Actuellement, en France, le dosage sanguin n’est plus remboursé en routine, car on estime que complémenter à des doses raisonnables (soit l’équivalent de 5 à 15 microg d’apport par jour selon l’âge et l’état) permettrait systématiquement d’atteindre le seuil minimal de 30 ng/mL sans faire craindre un surdosage. Il reste cependant pris en charge dans certaines indications, notamment en cas de suspicion d’ostéomalacie (le « rachitisme de l’adulte ») afin de statuer, améliorer la prise en charge et le suivi. Si vous souffrez de troubles musculo-squelettiques, il peut donc être pertinent de recourir à cet examen, et dans bien d’autres situations à évaluer au cas par cas.
Il ne s’agit donc pas de remettre en question l’intérêt de la supplémentation pour atteindre un taux plasmatique raisonnable, mais de sensibiliser aux risques potentiels d’aller au-delà de façon systématique.
Au total, si on retrouve « vitamine D » comme thème central dans plus de 8 000 articles scientifiques publiés depuis 5 ans, « seulement » un millier concerne des études cliniques.
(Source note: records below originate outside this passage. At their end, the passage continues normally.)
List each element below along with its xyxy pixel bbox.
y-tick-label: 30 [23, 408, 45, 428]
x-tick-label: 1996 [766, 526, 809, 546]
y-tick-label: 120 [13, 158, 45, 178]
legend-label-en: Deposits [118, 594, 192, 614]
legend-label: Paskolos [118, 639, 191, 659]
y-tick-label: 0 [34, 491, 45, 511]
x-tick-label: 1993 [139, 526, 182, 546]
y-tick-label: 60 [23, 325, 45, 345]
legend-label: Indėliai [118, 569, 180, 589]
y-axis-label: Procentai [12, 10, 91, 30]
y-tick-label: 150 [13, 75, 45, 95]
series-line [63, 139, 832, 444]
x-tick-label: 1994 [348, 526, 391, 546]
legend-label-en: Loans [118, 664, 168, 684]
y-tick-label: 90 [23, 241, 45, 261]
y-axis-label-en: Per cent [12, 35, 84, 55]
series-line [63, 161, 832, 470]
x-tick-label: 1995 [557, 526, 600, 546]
Il y a donc plusieurs types de recherches à mener, et particulièrement l’analyse de ces études cliniques, en espérant que cela accouche d’autre chose que d’une souris mutante ou de slogans sensationnels utilisés à des fins purement commerciales !
Entre risque de diabolisation par accumulation de négligences et anxiété, et culte aveugle par mauvaise interprétation d’études statistiques et simplification de la physiologie, la vitamine D, elle, est innocente mais demeure une hormone et un médicament. Aucun médicament n’est anodin, même quand il est disponible en complément alimentaire et/ou sans prescription. Les exemples sont trop fréquents. Primum non nocere : « D’abord, ne pas nuire » (Hippocrate) ! Quelle que soit la substance, la santé ne semble pas tolérer l’abus. Questionnons mieux notre usage et nos attentes, sans jeter le bébé avec l’eau du bain, ni s’enivrer de promesses un peu trop simpl(ist)es.